American developers have learned to predict the development of psychosis in a patient. To do this, they used an automatic speech analysis algorithm, which included two metrics: an assessment of the semantic fullness of speech and the use of words related to sounds. It turned out that those patients who had a psychosis soon after the interview were characterized by poor vocabulary and frequent use of words like “sound” and “whisper”. The accuracy of such a diagnosis, as reported in an article published in Nature, was 93 percent.
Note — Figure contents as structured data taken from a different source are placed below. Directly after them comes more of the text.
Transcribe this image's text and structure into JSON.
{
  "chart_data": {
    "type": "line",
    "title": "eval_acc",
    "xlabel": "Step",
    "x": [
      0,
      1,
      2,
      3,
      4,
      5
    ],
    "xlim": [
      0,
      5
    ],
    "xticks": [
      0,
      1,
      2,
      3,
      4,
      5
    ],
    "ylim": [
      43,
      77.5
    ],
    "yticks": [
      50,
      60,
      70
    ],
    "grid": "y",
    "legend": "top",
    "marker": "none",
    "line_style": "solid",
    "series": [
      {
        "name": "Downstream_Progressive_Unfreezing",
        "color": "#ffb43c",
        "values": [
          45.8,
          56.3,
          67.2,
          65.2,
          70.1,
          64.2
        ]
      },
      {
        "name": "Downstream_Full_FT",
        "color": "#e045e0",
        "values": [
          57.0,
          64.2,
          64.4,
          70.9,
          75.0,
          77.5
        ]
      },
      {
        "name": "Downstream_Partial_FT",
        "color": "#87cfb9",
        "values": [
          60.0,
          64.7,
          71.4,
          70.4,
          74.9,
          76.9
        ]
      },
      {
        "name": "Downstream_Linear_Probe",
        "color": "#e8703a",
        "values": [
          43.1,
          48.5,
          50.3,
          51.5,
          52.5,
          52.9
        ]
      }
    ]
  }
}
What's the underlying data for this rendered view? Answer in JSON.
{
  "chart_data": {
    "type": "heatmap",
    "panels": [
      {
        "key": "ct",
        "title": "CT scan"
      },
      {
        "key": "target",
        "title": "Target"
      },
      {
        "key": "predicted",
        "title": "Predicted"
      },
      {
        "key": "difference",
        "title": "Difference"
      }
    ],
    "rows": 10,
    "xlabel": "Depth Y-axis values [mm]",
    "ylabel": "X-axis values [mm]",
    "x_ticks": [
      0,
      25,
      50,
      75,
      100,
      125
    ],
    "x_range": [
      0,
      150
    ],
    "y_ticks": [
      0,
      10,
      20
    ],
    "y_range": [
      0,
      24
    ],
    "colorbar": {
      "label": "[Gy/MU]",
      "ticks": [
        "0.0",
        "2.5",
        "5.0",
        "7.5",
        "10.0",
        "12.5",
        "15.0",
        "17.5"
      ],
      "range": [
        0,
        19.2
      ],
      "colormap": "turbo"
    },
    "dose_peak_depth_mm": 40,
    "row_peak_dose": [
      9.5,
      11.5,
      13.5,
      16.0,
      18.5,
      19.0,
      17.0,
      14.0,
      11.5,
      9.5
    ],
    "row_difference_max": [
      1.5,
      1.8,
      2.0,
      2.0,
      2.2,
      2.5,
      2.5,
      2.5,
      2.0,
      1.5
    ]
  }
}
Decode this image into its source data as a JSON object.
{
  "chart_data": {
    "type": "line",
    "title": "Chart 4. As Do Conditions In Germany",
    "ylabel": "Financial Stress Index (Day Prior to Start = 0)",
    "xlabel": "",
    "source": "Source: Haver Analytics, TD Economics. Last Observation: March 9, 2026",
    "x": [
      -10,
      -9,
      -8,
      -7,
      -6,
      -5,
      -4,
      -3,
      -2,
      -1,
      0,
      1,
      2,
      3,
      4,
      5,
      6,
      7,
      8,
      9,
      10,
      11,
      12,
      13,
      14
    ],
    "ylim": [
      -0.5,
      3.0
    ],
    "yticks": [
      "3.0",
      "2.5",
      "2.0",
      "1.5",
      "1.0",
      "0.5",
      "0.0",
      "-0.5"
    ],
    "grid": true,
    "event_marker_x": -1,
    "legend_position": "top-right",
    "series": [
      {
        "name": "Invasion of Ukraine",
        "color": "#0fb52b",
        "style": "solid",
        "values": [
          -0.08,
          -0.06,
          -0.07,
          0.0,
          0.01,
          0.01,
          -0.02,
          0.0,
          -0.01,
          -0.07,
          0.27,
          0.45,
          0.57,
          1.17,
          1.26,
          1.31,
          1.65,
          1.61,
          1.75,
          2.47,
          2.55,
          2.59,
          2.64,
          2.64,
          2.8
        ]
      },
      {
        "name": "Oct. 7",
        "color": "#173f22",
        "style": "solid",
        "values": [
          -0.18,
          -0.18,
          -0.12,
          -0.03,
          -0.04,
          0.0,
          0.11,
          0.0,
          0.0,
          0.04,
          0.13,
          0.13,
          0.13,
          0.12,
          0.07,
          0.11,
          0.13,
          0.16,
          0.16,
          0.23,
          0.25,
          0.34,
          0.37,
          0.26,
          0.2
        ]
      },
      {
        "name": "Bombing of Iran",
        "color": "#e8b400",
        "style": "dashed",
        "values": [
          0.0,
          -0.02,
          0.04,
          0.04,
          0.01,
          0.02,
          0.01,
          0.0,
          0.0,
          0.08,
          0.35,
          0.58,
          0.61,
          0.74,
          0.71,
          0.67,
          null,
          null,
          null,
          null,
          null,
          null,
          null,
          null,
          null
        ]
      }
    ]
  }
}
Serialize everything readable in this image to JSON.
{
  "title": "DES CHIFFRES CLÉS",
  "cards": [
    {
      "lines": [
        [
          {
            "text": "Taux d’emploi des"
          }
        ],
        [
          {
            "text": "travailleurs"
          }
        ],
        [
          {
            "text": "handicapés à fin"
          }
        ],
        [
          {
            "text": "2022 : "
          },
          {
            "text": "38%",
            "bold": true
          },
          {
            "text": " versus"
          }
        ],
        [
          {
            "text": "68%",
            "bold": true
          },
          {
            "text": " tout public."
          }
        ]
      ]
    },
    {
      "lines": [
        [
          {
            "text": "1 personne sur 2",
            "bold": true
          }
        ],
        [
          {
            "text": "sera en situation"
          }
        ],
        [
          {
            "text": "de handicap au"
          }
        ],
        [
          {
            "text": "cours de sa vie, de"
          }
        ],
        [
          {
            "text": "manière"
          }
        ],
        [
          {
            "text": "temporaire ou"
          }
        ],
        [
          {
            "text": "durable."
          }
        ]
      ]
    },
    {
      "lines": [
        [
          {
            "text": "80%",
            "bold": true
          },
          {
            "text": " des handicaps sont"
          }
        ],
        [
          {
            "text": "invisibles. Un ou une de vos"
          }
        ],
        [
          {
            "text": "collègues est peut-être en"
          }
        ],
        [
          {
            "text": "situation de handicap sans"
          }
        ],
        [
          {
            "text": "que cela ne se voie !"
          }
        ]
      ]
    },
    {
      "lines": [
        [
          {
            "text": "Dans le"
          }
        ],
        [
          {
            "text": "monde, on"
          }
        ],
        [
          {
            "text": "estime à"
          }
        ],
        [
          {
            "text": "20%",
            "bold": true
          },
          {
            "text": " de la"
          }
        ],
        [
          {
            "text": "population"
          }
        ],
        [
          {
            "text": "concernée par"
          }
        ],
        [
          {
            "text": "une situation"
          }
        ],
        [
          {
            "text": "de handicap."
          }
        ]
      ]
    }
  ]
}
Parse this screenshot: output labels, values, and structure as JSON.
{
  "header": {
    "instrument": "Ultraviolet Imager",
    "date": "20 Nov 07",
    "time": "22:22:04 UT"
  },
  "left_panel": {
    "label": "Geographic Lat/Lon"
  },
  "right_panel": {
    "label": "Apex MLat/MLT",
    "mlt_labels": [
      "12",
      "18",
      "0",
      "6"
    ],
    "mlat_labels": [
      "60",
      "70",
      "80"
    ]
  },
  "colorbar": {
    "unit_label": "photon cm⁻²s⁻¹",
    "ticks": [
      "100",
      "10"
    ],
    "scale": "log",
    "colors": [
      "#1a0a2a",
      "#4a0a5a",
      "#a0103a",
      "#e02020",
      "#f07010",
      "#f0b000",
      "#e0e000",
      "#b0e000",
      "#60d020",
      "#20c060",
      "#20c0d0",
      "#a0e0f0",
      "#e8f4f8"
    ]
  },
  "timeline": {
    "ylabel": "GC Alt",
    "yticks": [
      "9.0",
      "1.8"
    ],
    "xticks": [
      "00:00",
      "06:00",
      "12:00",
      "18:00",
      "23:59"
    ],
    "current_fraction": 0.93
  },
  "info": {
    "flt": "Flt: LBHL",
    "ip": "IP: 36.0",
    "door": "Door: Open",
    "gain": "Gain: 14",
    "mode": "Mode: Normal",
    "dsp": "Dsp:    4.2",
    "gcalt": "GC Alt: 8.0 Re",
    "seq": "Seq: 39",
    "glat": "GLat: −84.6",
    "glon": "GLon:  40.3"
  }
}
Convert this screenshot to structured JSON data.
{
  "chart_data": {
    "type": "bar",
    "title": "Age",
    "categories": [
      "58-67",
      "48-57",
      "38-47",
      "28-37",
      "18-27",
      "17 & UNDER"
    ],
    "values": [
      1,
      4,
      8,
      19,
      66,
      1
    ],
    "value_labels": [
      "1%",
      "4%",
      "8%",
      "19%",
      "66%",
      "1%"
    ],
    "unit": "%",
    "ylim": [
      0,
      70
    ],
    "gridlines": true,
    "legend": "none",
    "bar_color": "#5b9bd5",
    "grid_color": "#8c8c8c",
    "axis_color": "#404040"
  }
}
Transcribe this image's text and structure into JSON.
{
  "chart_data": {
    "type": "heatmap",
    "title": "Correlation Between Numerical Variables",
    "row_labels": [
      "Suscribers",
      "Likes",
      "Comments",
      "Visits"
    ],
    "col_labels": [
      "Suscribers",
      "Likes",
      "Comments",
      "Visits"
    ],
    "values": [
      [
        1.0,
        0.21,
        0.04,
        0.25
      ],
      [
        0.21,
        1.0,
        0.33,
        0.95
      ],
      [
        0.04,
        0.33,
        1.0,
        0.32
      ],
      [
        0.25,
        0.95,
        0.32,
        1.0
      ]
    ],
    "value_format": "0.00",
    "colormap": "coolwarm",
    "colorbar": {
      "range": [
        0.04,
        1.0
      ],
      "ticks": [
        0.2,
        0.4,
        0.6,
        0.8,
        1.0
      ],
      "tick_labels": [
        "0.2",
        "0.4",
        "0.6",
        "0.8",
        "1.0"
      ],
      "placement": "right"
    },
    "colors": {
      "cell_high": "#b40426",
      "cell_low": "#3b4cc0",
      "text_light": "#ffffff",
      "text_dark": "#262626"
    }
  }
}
Many mental disorders (including, for example, schizophrenia and bipolar disorder) are accompanied by psychosis – an altered state of mind, in which communication with the objective external world is lost, and a person begins to see, hear and feel what is not happening. As such, there is no treatment for psychosis: depending on the accompanying diagnosis, antipsychotics or therapy can help, but they rarely get rid of the condition forever.
At the same time, psychosis does not necessarily arise as a result of the development of a disease and is included in its pathogenesis, or it may even be the primary syndrome. Psychosis in a mild form can be controlled, due to which it is possible to get rid of the subsequent deterioration of the mental state. To facilitate the diagnosis of psychosis, automatic methods are being actively developed: many of them are aimed at determining the likelihood of developing psychosis from a person’s speech, which changes due to a change in mental state. In January last year, for example, developers managed using automatic speech analysis to identify a number of factors that signal the likely development of psychosis (violation of semantic connectivity, reducing the length of sentences, the absence of indicative pronouns) and achieve a prediction accuracy of 83 percent.
A new method was proposed by scientists under the leadership of Phillip Wolff of Emory University (Atlanta, USA). Unlike their predecessors, they focused on semantics, or rather, on two aspects of the speech of people who are responsible for the meaning of what was said and can signal the risk of developing psychosis.
The first aspect is the semantic poverty of speech: the presence of obsessive thoughts, lack of connection with reality can lead to the fact that a person’s speech is impoverished, the dictionary used is greatly reduced, certain repetitive patterns appear. The second aspect is directly related to one of the most prominent symptoms of psychosis – auditory hallucinations: their appearance, of course, does not go unnoticed, because of which a person experiencing them may more often talk about what he hears, using words associated with sounds and by voices.
In their study, the researchers used clippings from interviews of 40 people who had been seen by a university psychiatrist for two years: 12 of them had a psychosis during observation (and after the interview). The researchers used the word2vec algorithm, with which each word is represented as a vector in multidimensional space; in it, the proximity of two vectors to each other indicates the semantic proximity of two words.
In order to determine a certain field of the semantic norm of ordinary conversations and, accordingly, to preliminarily train the model, the scientists compiled a vector representation of the words from the posts on Reddit of 30 thousand users. After the vector representation of each word, the algorithm makes a vector representation of each sentence, summing up the values of the vectors denoting the words in it, on the basis of which the main idea-sentence is distinguished, which is also represented as a vector corresponding to a certain word in the sentence. For example, the unifying and basic meaning of the sentences “I want an apple”, “he wants to live” and “they want freedom” is the meaning of need for something, which is expressed in the verb “want”. The semantic fullness of the sentences used is calculated by calculating the proximity of the main word in it to everyone else.
On the basis of both models, a classifier was then trained, which, based on the semantic fullness index and the presence of words associated with sounds, determines whether a person falls into a group of people who have developed psychosis. It turned out that he and another indicator correlate with whether a person is diagnosed with psychosis. A joint analysis of patient interviews using two metrics made it possible to correctly predict the appearance of psychosis with an accuracy of 93 percent.
Despite the fact that the algorithm used works on the basis of speech analysis – just as the diagnosis works by a psychiatrist – the new method can be much more efficient: an objective statistical analysis of semantic parameters of speech is based on working with more material. It also means that two separate possible markers for the development of psychosis — the use of words related to sounds and the poverty of the dictionary — cannot be used in diagnosis for psychotherapeutic practice.
Psychosis is not the only thing that people can now diagnose using automatic speech analysis. In the fall, American developers, for example, presented an algorithm that, by analyzing speech, determines depression with an accuracy of 77 percent.